Principle:Huggingface Datasets CSV Export
| Knowledge Sources | |
|---|---|
| Domains | Data_Engineering, NLP |
| Last Updated | 2026-02-14 18:00 GMT |
Overview
CSV Export is the principle of writing a HuggingFace Dataset out to a CSV file for interchange with external tools.
Description
CSV is a universally supported tabular format readable by spreadsheets, databases, and virtually every data processing library. The CSV Export principle covers serializing an Arrow-backed Dataset into a CSV file, handling batched conversion to avoid excessive memory usage, optional multiprocessing for speed, and forwarding any pandas to_csv keyword arguments (delimiter, quoting, encoding, etc.).

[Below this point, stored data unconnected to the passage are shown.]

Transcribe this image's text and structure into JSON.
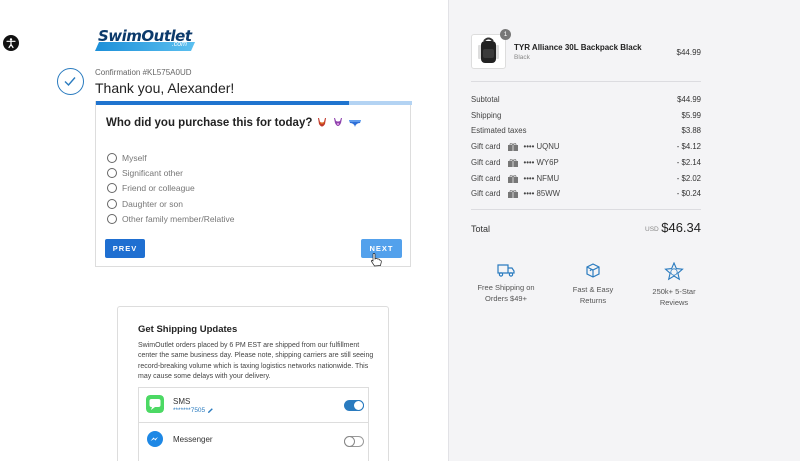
{
  "brand": {
    "name": "SwimOutlet",
    "suffix": ".com"
  },
  "confirmation": {
    "number": "Confirmation #KL575A0UD",
    "thanks": "Thank you, Alexander!"
  },
  "survey": {
    "progress": 0.8,
    "question": "Who did you purchase this for today?",
    "options": [
      "Myself",
      "Significant other",
      "Friend or colleague",
      "Daughter or son",
      "Other family member/Relative"
    ],
    "prev_label": "PREV",
    "next_label": "NEXT"
  },
  "shipping_updates": {
    "title": "Get Shipping Updates",
    "description": "SwimOutlet orders placed by 6 PM EST are shipped from our fulfillment center the same business day. Please note, shipping carriers are still seeing record-breaking volume which is taxing logistics networks nationwide. This may cause some delays with your delivery.",
    "channels": [
      {
        "name": "SMS",
        "detail": "*******7505",
        "enabled": true,
        "icon": "sms-icon"
      },
      {
        "name": "Messenger",
        "detail": "",
        "enabled": false,
        "icon": "messenger-icon"
      }
    ]
  },
  "order": {
    "product": {
      "name": "TYR Alliance 30L Backpack Black",
      "variant": "Black",
      "price": "$44.99",
      "quantity": "1"
    },
    "summary": [
      {
        "label": "Subtotal",
        "value": "$44.99"
      },
      {
        "label": "Shipping",
        "value": "$5.99"
      },
      {
        "label": "Estimated taxes",
        "value": "$3.88"
      }
    ],
    "gift_cards": [
      {
        "label": "Gift card",
        "code": "•••• UQNU",
        "value": "- $4.12"
      },
      {
        "label": "Gift card",
        "code": "•••• WY6P",
        "value": "- $2.14"
      },
      {
        "label": "Gift card",
        "code": "•••• NFMU",
        "value": "- $2.02"
      },
      {
        "label": "Gift card",
        "code": "•••• 85WW",
        "value": "- $0.24"
      }
    ],
    "total_label": "Total",
    "currency": "USD",
    "total": "$46.34"
  },
  "features": [
    {
      "line1": "Free Shipping on",
      "line2": "Orders $49+",
      "icon": "truck-icon"
    },
    {
      "line1": "Fast & Easy",
      "line2": "Returns",
      "icon": "return-box-icon"
    },
    {
      "line1": "250k+ 5-Star",
      "line2": "Reviews",
      "icon": "star-badge-icon"
    }
  ],
  "colors": {
    "accent": "#1f6fd1",
    "accent_light": "#53a1ec",
    "panel_bg": "#f4f4f6",
    "feature_blue": "#2a7bbf"
  }
}
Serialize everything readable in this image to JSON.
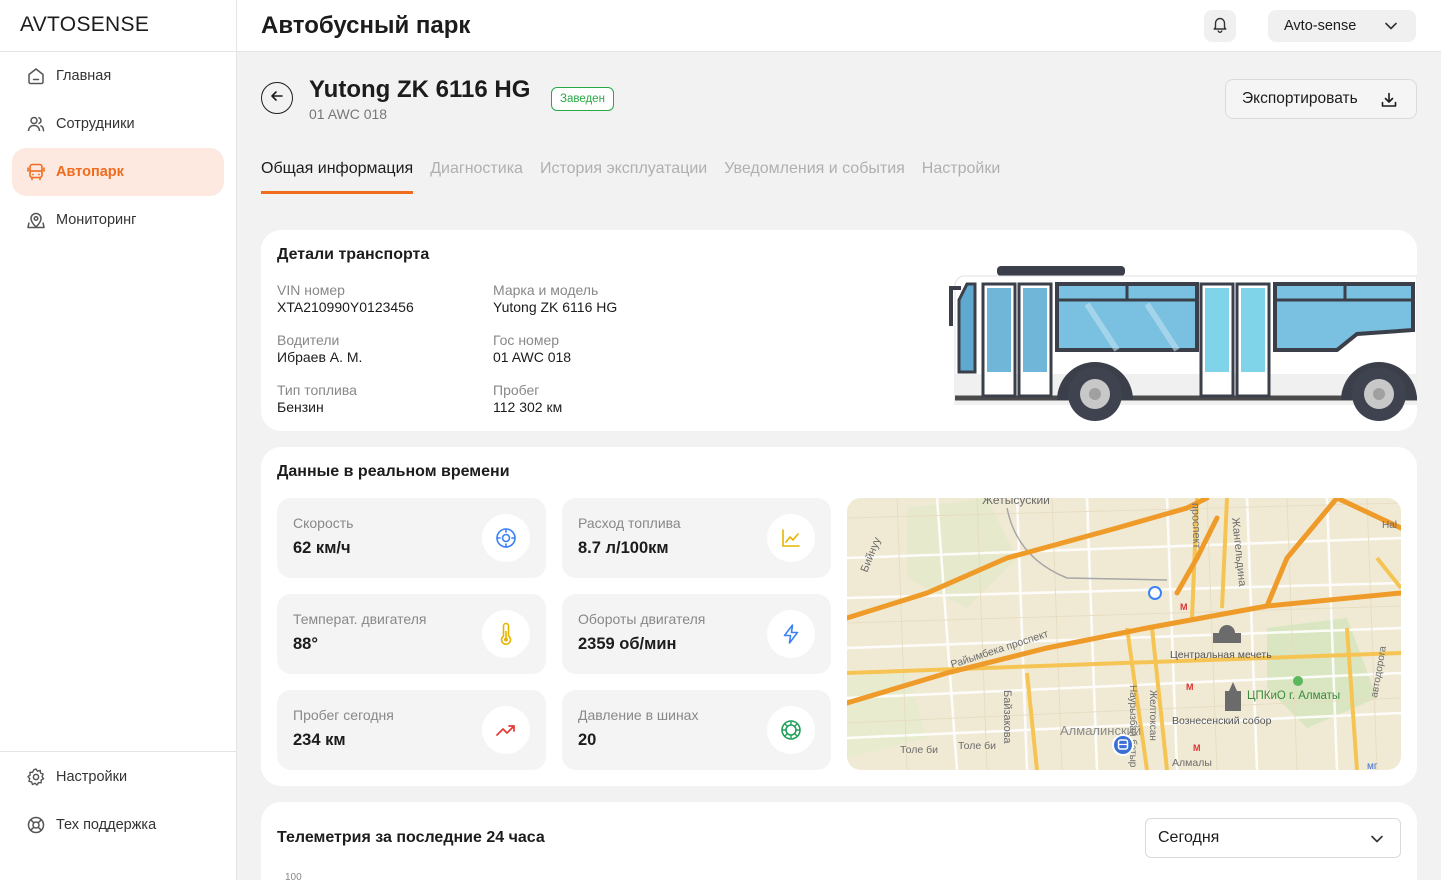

The export writes a header row by default and omits the dataframe index.
Usage
Use CSV Export when you need to share a processed dataset with tools or collaborators that expect plain-text CSV files, such as Excel, Google Sheets, R, or legacy data pipelines. It is also useful for creating human-readable snapshots of dataset contents.
Theoretical Basis
Exporting from a columnar Arrow representation to row-oriented CSV requires transposing the data: each Arrow column is read, and corresponding values across columns are joined into delimited text lines. The export pipeline converts Arrow record batches to pandas DataFrames in configurable batch sizes, calls DataFrame.to_csv on each batch, and concatenates the resulting byte strings into the output file. Batching ensures that memory usage stays bounded regardless of dataset size.